Therapists Name What Millions Feel: Grief
Sunday, April 5, 2026
Photo by Francesco Ungaro / Unsplash
Clinicians across the US are identifying a collective grief without closure as people mourn institutions, stability, and a vision of their country.
What's happening
Therapists across the United States are giving a name to what millions of their clients describe: collective grief, or what clinicians call "ambiguous loss." Unlike grief tied to a single event, this loss has no clear beginning and no resolution. People report mourning a sense of safety in public spaces, trust in institutions, the belief that progress moves steadily forward, and the assumption that politics would not threaten daily life. The grief manifests as chronic sadness, disproportionate anger, exhaustion, hopelessness, and difficulty imagining the future. "Hope that skips over grief tends to be fragile," one therapist wrote. "Hope that grows through grief is more sustainable." The pattern is not partisan. It crosses demographic lines. What unites those experiencing it is the feeling that the country they understood has become unfamiliar while they were still living in it.
What the text says
Psalm 137 is the song of a people grieving in a land that no longer feels like home.

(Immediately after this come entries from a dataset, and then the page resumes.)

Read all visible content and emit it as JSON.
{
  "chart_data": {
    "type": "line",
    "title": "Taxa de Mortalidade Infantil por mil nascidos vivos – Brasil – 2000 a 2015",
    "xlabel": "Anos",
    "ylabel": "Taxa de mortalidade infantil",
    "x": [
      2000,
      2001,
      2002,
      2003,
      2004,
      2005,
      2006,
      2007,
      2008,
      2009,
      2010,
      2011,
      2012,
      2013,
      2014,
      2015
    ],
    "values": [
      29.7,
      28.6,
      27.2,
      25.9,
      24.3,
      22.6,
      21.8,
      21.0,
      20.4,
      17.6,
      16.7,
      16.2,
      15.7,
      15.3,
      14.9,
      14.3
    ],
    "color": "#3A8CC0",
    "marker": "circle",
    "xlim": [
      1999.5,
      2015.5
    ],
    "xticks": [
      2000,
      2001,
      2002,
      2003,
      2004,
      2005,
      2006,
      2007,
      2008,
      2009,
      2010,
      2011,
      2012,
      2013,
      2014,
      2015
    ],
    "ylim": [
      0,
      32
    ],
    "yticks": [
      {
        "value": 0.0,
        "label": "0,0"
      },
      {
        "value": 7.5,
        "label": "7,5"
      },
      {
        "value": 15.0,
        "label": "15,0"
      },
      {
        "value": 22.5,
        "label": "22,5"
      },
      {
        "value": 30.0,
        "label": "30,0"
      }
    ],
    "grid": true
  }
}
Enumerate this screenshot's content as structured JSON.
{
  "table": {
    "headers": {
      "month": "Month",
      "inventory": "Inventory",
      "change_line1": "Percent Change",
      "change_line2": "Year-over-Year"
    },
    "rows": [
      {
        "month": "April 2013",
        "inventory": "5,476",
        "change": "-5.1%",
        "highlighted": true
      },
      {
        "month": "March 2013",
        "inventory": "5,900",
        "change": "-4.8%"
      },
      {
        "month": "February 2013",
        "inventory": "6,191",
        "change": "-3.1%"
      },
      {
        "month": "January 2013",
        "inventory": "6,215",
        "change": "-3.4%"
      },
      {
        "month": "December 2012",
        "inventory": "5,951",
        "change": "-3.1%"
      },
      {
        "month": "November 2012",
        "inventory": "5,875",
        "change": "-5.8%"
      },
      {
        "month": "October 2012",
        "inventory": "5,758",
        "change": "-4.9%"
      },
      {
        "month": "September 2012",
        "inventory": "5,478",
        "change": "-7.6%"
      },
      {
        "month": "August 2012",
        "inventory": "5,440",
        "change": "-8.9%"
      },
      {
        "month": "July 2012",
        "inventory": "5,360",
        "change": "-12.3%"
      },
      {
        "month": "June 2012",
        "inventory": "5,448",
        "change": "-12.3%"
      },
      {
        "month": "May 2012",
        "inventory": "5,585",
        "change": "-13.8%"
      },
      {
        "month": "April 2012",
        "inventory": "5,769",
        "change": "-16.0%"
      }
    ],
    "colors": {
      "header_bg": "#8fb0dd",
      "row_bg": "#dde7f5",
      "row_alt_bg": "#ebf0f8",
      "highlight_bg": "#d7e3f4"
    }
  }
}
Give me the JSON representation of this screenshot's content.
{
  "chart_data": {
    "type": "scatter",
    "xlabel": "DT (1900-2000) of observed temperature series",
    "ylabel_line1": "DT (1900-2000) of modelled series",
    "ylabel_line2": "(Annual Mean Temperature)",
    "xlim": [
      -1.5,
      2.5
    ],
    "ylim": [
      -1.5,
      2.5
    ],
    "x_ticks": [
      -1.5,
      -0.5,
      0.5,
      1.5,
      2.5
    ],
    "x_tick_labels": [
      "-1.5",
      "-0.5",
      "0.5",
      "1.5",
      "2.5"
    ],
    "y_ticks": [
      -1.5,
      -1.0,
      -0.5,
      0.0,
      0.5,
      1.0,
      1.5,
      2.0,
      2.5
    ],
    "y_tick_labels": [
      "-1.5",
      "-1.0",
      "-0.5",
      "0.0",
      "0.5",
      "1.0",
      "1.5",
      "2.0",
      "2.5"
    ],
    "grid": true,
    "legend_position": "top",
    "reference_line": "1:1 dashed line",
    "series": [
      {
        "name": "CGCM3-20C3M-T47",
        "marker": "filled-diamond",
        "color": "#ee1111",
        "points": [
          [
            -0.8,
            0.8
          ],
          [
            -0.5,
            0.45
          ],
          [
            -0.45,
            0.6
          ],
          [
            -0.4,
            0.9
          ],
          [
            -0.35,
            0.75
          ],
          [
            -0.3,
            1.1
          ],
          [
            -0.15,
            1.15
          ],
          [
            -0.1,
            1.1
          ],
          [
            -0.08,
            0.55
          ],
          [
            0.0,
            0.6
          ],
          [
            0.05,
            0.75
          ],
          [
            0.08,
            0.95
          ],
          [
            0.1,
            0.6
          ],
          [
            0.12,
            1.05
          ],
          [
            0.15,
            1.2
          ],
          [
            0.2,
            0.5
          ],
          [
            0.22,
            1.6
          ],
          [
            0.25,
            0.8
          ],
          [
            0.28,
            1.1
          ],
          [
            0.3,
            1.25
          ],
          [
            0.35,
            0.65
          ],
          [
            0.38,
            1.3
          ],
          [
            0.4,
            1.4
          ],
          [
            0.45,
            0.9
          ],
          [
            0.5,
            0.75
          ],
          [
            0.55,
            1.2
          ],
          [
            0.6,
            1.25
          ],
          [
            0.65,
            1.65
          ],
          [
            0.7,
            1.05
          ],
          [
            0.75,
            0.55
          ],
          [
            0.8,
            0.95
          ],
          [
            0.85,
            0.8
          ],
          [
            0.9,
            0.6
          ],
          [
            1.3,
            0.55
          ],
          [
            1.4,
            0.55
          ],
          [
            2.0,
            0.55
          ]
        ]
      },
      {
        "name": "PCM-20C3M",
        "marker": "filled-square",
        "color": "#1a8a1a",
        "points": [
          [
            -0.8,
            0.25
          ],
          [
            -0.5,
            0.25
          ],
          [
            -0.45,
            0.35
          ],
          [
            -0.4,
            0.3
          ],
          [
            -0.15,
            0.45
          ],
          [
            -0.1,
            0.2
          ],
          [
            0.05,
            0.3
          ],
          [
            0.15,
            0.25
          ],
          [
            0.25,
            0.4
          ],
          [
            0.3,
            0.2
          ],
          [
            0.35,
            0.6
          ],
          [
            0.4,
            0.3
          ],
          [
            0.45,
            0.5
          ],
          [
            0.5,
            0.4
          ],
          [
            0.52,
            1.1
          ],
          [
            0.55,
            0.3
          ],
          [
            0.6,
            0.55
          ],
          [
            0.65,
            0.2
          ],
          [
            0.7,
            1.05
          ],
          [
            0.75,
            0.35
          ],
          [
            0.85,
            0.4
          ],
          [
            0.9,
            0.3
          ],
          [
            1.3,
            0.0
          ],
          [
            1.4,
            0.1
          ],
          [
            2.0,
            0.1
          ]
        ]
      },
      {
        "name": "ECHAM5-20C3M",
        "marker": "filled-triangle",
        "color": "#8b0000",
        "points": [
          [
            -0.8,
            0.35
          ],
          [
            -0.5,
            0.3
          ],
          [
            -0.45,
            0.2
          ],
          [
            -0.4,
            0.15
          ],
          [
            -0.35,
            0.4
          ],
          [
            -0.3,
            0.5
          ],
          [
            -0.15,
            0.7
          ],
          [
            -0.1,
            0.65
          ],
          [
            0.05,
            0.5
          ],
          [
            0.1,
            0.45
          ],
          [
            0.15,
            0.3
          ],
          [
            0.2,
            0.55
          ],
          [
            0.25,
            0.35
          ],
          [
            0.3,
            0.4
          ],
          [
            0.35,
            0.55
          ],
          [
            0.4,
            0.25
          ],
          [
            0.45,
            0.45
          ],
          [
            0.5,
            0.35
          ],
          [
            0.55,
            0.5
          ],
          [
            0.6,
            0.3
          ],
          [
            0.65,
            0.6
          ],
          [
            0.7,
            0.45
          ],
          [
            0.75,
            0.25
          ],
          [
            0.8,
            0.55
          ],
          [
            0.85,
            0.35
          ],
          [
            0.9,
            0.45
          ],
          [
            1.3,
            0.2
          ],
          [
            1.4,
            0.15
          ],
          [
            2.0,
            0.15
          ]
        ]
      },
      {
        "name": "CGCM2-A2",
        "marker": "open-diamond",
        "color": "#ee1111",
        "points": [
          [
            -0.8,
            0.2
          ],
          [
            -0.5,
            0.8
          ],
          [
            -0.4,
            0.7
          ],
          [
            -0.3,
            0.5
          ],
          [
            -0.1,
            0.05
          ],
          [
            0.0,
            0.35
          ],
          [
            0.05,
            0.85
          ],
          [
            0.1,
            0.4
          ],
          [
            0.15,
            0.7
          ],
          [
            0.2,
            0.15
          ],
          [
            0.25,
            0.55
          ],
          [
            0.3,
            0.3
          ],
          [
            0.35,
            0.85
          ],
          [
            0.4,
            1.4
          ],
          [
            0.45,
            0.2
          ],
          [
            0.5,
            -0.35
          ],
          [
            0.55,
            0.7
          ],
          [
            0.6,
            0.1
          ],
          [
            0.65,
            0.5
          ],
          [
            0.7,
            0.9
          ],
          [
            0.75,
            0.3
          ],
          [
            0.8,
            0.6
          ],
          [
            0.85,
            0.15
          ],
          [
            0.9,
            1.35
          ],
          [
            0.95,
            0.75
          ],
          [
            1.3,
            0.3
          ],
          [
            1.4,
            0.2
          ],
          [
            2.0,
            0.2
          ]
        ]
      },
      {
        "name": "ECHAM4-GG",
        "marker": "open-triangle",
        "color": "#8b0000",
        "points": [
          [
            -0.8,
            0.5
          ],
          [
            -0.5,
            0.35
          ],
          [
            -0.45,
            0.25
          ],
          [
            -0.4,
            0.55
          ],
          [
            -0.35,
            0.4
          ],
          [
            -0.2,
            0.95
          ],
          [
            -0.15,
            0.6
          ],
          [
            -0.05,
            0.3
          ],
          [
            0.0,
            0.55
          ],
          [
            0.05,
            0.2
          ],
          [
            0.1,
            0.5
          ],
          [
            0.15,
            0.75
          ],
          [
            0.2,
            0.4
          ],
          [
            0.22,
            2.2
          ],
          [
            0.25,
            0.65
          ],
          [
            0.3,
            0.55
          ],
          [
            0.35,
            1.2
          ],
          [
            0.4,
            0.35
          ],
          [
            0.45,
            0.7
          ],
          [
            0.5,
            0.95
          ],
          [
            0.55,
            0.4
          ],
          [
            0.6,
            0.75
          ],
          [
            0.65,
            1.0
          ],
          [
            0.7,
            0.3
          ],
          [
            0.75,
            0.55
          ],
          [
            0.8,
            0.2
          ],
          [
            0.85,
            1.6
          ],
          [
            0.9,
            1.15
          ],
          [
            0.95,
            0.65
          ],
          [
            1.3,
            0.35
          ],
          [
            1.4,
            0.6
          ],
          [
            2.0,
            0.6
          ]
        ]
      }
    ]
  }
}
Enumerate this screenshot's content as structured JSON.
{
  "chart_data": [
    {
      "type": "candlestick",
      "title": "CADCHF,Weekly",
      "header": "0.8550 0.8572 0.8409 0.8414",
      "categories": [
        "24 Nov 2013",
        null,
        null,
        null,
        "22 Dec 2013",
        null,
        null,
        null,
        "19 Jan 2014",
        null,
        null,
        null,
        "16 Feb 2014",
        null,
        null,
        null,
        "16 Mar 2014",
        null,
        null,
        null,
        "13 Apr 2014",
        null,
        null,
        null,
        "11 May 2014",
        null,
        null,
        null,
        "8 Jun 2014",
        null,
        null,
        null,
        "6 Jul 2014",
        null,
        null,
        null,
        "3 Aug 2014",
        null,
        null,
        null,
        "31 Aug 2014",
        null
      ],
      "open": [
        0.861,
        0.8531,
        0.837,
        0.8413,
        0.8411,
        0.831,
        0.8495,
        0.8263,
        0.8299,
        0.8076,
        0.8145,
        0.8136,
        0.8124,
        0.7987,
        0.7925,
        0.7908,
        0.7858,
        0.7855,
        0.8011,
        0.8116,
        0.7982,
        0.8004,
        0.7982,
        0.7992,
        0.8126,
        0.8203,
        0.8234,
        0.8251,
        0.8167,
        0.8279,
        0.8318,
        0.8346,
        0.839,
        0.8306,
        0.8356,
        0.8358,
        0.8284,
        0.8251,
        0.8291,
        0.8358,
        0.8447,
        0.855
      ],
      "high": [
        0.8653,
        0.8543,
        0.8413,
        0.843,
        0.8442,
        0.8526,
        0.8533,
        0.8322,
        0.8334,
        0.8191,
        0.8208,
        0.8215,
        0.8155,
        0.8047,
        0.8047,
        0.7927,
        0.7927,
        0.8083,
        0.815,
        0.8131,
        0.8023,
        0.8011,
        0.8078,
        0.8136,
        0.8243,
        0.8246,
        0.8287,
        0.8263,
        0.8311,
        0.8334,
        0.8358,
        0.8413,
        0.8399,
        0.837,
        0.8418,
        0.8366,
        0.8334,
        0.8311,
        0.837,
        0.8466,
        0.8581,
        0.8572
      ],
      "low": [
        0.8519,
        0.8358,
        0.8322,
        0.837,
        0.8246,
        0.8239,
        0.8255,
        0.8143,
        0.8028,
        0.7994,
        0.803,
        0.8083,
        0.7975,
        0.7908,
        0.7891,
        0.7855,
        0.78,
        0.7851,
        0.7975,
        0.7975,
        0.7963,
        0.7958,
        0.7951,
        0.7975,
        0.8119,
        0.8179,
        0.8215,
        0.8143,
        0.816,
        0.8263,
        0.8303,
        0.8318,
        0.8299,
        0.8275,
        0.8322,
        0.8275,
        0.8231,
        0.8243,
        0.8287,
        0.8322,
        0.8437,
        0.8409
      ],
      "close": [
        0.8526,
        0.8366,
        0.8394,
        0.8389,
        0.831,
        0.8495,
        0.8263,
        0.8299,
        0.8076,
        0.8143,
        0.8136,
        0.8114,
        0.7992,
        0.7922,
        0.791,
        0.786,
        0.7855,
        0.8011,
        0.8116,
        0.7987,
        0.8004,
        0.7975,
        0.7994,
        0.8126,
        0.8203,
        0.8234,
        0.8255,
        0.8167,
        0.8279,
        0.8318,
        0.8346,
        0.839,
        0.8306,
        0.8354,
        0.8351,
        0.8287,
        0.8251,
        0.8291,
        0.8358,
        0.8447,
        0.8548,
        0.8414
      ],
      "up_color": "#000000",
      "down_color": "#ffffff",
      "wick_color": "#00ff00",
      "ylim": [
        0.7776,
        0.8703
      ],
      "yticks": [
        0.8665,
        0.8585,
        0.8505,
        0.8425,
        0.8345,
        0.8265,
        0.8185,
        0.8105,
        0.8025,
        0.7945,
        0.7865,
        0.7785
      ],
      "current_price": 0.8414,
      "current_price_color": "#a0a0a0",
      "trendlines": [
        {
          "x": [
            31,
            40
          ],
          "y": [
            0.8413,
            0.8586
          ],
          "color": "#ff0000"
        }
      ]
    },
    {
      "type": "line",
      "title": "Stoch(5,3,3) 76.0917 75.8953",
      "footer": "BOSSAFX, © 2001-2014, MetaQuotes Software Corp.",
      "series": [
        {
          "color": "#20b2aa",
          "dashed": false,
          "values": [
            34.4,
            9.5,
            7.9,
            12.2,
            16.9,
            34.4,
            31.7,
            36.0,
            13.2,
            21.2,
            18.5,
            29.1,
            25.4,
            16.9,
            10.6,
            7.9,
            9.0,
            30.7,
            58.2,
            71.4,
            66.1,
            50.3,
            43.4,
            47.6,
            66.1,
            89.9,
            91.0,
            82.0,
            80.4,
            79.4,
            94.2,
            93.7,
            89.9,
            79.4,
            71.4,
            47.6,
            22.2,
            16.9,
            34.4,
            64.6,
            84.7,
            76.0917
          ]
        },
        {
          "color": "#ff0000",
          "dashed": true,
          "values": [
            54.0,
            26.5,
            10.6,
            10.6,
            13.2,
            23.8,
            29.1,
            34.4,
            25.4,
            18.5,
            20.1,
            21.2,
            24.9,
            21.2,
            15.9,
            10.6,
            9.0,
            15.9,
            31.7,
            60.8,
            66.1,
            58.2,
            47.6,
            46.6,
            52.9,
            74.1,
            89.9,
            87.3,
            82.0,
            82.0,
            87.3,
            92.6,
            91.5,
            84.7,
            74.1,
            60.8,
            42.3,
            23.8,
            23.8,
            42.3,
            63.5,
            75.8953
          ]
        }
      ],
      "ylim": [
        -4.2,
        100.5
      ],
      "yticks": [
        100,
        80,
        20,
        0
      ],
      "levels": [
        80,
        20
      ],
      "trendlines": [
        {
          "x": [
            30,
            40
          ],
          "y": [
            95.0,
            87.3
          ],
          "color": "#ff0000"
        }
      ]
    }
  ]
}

Psalms 137:1By the rivers of Babylon, there we sat down. Yes, we wept, when we remembered Zion.
Psalms 137:4How can we sing Yahweh's song in a foreign land?
The exiles ask how they can sing the Lord's song in a strange land. The particular anguish of this psalm is that the strangeness is not geographic. It is existential. Everything familiar has been removed, and what remains does not match what was promised.
Scripture's psalms of lament, which make up roughly a third of the Psalter, share a structure: they name the pain, they direct it to God, and they wait. They do not rush to resolution. Psalm 42 captures the raw ache of displacement.
Psalms 42:3My tears have been my food day and night, while they continually ask me, "Where is your God?"
The tears are constant. The question, "Where is your God?", comes from outside and inside simultaneously. Lament in the biblical tradition is not weakness or faithlessness. It is a form of honesty that refuses to pretend things are fine before they are. The psalms insist that grief spoken before God is itself a kind of prayer.
The reflection
The strange land in Psalm 137 was Babylon. For millions of Americans, the strange land is home. The grief therapists describe is not clinical depression. It is the sorrow of watching something you believed in become unrecognizable while you remain inside it. Scripture does not demand that grief resolve quickly. The lament psalms sit in the ache, sometimes for the entire poem. The biblical tradition suggests that the first honest act in a season of loss is to name what has been lost. What comes after that is not guaranteed. But what comes without it is almost always hollow.